Бац! И снова голос пана Упорного:
– Ты впрямь такой дурак или делаешь мне назло? Это уже выходит за пределы обычного идиотизма! Целый год с тобой мучаюсь, а ты до сих пор не усвоил даже элементарных основ сложения.
«Боже мой, – подумала Бетуша, – почему этот человек так орет и стучит линейкой? Ведь от этого никакого толку. Почему Гана или Борн не обращают внимания на то, как он воспитывает Мишу?»
Буря, поднятая паном Упорным, разыгралась во всю мощь.

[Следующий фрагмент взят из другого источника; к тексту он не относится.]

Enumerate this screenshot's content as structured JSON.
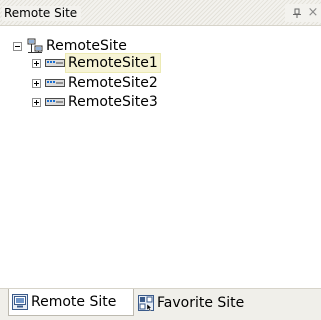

– Не воображай, что я тебя не раскусил! – бесновался учитель. – Я тебя насквозь вижу, не такой уж ты тупица, каким прикидываешься, на пакости у тебя ума хватает! Ни добром, ни злом от тебя толку не добьешься. Я прекрасно знаю – ты просто не хочешь! Но я научу тебя хотеть, так и запомни! Бери перо в руки и пиши: девять плюс шесть. – Бац! – Семь плюс восемь. – Бац! – Шесть плюс семь. – Бац! – Девять плюс восемь. – Бац! – Девять плюс девять. – Бац! – Восемь плюс восемь. – Бац! – Шесть плюс шесть. – Бац! – Шесть плюс восемь. – Бац! – Девять плюс восемь. – Бац! – Девять плюс семь. – Бац! – Эти примеры решишь мне без единой ошибочки, не то не будет тебе ни прогулки, ни сладкого, поставлю тебя на колени, игрушки отберу! – Бац!

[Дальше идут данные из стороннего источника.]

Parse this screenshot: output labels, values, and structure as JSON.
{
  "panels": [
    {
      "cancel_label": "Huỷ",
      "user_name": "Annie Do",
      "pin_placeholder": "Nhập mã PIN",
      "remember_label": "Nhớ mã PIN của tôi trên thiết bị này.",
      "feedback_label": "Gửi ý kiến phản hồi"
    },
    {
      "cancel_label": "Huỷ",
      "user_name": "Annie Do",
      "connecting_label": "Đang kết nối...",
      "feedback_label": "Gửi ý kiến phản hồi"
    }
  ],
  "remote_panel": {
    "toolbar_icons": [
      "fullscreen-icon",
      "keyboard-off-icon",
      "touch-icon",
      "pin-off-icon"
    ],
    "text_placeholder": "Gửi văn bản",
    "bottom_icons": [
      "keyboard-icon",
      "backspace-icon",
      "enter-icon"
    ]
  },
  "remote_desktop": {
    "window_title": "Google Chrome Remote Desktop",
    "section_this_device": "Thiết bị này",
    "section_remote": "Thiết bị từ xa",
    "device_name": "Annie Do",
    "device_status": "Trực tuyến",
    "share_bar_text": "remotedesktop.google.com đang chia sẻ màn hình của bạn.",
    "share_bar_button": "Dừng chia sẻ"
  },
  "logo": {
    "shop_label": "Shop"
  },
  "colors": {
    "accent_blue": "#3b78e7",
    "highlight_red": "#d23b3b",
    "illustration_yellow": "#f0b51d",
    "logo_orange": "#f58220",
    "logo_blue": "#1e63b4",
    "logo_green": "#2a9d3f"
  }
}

С этими словами пан Упорный, как бы показывая, что, меча громы и молнии, не забывает о присутствии Бетуши и прекрасно понимает, что она его слушает, мелкими шажками подошел к арке и низко поклонился девушке:
– Честь имею кланяться, глубокоуважаемая сударыня, мои обязанности призывают меня в другое место. Я очень рад, что вы изволили быть свидетельницей того, как невыразимо трудно воспитывать детей с тяжелой наследственностью, и убедились, что не моя вина, если мальчик не делает успехов. Я опасаюсь, что пан Борн в душе обвиняет меня в недостатке усердия, но вы, сударыня, видели собственными глазами, что если мне чего-нибудь и не хватает, то не усердия, во всяком случае.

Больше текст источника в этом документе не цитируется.